Monday, April 4, 2011

Train Ride

I woke up this morning to the sound of falling rain drops like one of those relaxation settings on a clock radio. I smiled, what a lovely day to take a train ride to Vienna, the imperial city, once the music capital of the world.

Work gets in the way of travel. Sometimes I manage to forget the thrill of being on the road but as soon as I embark on a journey, however short or insignificant it may be, I am instantly reminded of who I am and what I live for. At the hostel there are countless others like me and when I'm on the road I never have to defend myself for traveling.

These are the moments I live for. Some little girls dream of fancy weddings. I never had such fantasy growing up. In fact I don't recall feeling very strongly about becoming anything in particular until my high school years. The only thing I did know before then was that I wanted to travel. I can pin-point to the exact moment when that seed was first implanted in my then impressionable young mind.
I had just turned 5 and my father was preparing to move to West Berlin. Before he left he promised me that someday he'd show me the world.

Although that promise was never fulfilled, those words alone have sparked my imagination as a child.
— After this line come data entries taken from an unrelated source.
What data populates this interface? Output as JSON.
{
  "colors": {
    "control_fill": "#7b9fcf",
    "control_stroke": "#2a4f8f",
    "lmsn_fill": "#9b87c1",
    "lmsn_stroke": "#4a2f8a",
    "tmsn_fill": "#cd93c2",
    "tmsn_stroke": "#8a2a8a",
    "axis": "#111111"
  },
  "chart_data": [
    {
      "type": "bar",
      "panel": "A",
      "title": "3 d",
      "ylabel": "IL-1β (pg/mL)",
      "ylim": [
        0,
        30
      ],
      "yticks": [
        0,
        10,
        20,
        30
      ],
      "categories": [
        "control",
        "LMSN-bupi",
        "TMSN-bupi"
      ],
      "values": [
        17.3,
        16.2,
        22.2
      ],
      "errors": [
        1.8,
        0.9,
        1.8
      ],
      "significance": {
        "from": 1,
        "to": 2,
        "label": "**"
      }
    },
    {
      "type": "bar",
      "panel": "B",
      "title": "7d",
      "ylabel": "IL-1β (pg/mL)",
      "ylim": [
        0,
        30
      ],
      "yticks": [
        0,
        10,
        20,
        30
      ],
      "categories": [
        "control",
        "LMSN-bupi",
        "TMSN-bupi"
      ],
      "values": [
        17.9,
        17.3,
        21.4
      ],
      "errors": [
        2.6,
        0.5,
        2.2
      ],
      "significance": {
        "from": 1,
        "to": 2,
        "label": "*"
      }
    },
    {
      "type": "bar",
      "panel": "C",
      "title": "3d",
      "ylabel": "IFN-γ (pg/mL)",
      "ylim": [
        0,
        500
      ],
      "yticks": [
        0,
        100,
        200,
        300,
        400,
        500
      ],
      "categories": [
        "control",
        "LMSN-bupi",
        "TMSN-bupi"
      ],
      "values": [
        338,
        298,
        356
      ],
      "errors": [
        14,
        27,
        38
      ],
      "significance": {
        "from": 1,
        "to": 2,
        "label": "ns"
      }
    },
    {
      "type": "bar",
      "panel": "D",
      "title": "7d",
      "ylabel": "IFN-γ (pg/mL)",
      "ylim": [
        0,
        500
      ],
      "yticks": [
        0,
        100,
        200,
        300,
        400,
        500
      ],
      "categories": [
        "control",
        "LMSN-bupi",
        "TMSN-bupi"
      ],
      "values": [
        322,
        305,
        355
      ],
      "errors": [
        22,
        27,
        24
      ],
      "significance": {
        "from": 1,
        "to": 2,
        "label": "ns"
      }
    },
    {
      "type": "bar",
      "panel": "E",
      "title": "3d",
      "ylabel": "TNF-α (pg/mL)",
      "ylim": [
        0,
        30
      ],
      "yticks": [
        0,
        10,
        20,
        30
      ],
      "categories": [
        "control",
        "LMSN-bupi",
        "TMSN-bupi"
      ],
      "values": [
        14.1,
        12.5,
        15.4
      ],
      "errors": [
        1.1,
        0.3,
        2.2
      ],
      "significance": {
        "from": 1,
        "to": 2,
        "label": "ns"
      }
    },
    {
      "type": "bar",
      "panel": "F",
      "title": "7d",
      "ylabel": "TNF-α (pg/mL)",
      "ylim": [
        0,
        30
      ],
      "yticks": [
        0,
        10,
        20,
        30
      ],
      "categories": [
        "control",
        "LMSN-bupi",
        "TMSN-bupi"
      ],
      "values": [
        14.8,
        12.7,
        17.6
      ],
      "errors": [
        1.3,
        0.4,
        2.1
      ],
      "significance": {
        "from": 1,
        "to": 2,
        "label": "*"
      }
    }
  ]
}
Years later my fascination with history and music further kindled my curiosity to travel.

It is true that I've never dreamed of a happy-ever-after story but I do enjoy watching those sappy wedding shows on TLC from time to time. I find it intriguing to hear young couples talk so highly of each other with what seems to be profound geniality, respect and affection. Phrases like soul mates, best friends, meant-to-be sound so implausible that I can't ever imagine using them to describe anyone.

On the last season of America's Got Talent, there was a couple of ballet dancers married to each other. They managed to advance pretty far in the competition. One evening Nick asked the girl how she felt. Tears ran down her face as she responded “when I was a little girl I wanted to dance and fall in love. Now I can do both.” For the first time today I understood maybe just a little of how she must have felt. This is what I've always wanted to do and I am doing it!

My mother, like all Chinese mothers, is a tough lady to please. Besides, people are often their own hardest critics. When I talk to the right people they help me to feel a sense of accomplishment. In reality, there are very few instances when I feel truly proud of myself. The only such moment I can identify with absolute certainty was when I saw my professor in the green room after my senior recital. Til this day I can't distill all the emotions that ran through my mind. Everything just came out in a big burst of tears. Today I feel a little bit of the same sentiment as I watched rolling hills in the countryside become blurry with tears.

Life would have been entirely different had my father stayed in China. Life might even have been different if he never uttered those words to me me. I'd like to think this is what my father would want me to do and I'd like to think he'd be proud of me.